1. Stephanie S. Turner, “The Place of Cryptids in Taxonomic Debates,” in Anthropology and Cryptozoology: Exploring Encounters with Mysterious Creatures, ed. Samantha Hurn (London: Routledge, 2017), 20.
2. Cryptozoological narratives also thread through other media forms, including recent novels, films, and video games. Some popular films that rely on the trope of the cryptid over the past few decades include Anaconda (Luis Llosa, 1997), The Mothman Prophecies (Mark Pellington, 2002), The Descent (Neil Marshall, 2005), Pirates of the Caribbean: Dead Man’s Chest (Gore Verbinski, 2006), The Shape of Water (Guillermo del Toro, 2017), and The Meg (Jon Turteltaub, 2018).
3. The fascination with mythical beasts dates back to prehistory, as with many ancient mythologies across different cultures. Contemporary depictions of cryptids also have strong roots in the medieval bestiary phenomenon. More modern iterations include countless different types of stories, from folktales and fairy tales, circus sideshows, magazines, and video games, to name just a few. Like Lost Tapes, many representations from the modern era often rely on amalgamating extant animals to depict their creatures of myth, as with the monster movies in the 1930s through to the 1950s and onward that used scaled-up versions of iguanas, spiders, ants, etc. (think of The Lost World [Irwin Allen, 1960]), or as with P. T. Barnum’s infamous Feejee Mermaid hoax, a creature on sideshow display in the mid-nineteenth century that was made up of a horrifying composite of fish and monkey. A similar thread of fascination with mythic monsters can be traced across the long legacy of Ripley’s Believe It or Not! multimedia phenomenon, established in 1918, which to this day makes regular blog posts about supposed cryptid sightings, prompting discussions on both their website and their YouTube channel, which similarly relies upon this tradition of animal references.
4. Examples of horror/science fiction films from the 1950s that revolved around Bigfoot/Yeti include Man Beast (Jerry Warren, 1956), The Snow Creature (W. Lee Wilder, 1954), and the Hammer horror film The Abominable Snowman (Val Guest, 1957).
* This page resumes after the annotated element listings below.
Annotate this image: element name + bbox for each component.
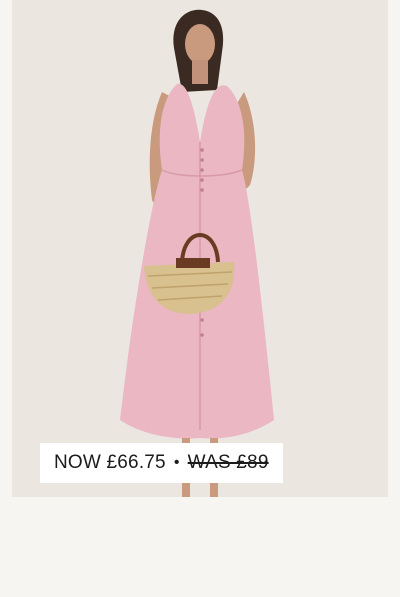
price-separator: • bbox=[173, 454, 180, 471]
price-badge: NOW £66.75 • WAS £89 bbox=[40, 443, 283, 483]
current-price: NOW £66.75 bbox=[54, 452, 166, 473]
page-background bbox=[0, 497, 400, 597]
product-card[interactable]: NOW £66.75 • WAS £89 bbox=[12, 0, 388, 497]
original-price: WAS £89 bbox=[187, 452, 269, 473]
product-image[interactable] bbox=[12, 0, 388, 497]
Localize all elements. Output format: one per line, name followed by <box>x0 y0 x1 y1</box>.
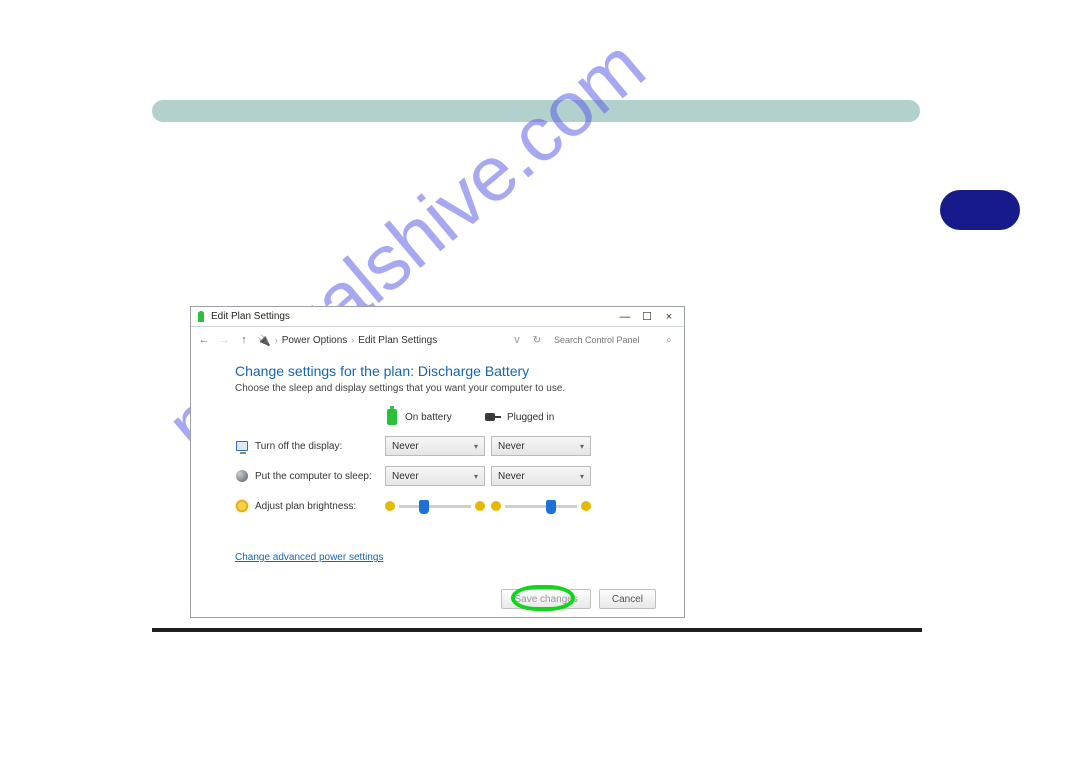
sleep-label: Put the computer to sleep: <box>235 469 385 483</box>
sun-bright-icon <box>581 501 591 511</box>
cancel-button[interactable]: Cancel <box>599 589 656 609</box>
save-button[interactable]: Save changes <box>501 589 590 609</box>
minimize-button[interactable]: — <box>614 308 636 326</box>
chevron-down-icon: ▾ <box>580 472 584 481</box>
chevron-down-icon: ▾ <box>474 442 478 451</box>
battery-icon <box>385 408 399 426</box>
moon-icon <box>235 469 249 483</box>
column-headers: On battery Plugged in <box>385 408 640 426</box>
window-content: Change settings for the plan: Discharge … <box>191 353 684 571</box>
breadcrumb[interactable]: 🔌 › Power Options › Edit Plan Settings <box>257 334 504 347</box>
search-icon[interactable]: ⌕ <box>666 335 678 346</box>
sun-dim-icon <box>385 501 395 511</box>
display-plugged-select[interactable]: Never ▾ <box>491 436 591 456</box>
bottom-divider <box>152 628 922 632</box>
plug-icon <box>485 412 501 422</box>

A flurry of Bigfoot films also appeared in the 1970s with The Legend of Boggy Creek (Charles B. Pierce, 1972), The Legend of Bigfoot (Harry Winer, 1976), Sasquatch, the Legend of Bigfoot (Ed Ragozzino, 1976), and Creature from Black Lake (Joy N. Houck Jr., 1976), to name a few. Animated films since the 2000s in particular have popularized a more family-friendly Bigfoot/Yeti figure, including Monsters, Inc. (Pete Docter, 2001) Hotel Transylvania (Genndy Tartakovsky, 2012), Smallfoot (Karey Kirkpatrick, 2018), Missing Link (Chris Butler, 2019), and Abominable (Jill Culton, 2019).
5. Peter Dendle, “Cryptozoology in the Medieval and Modern Worlds,” Folklore 117.2 (August 2006): 198.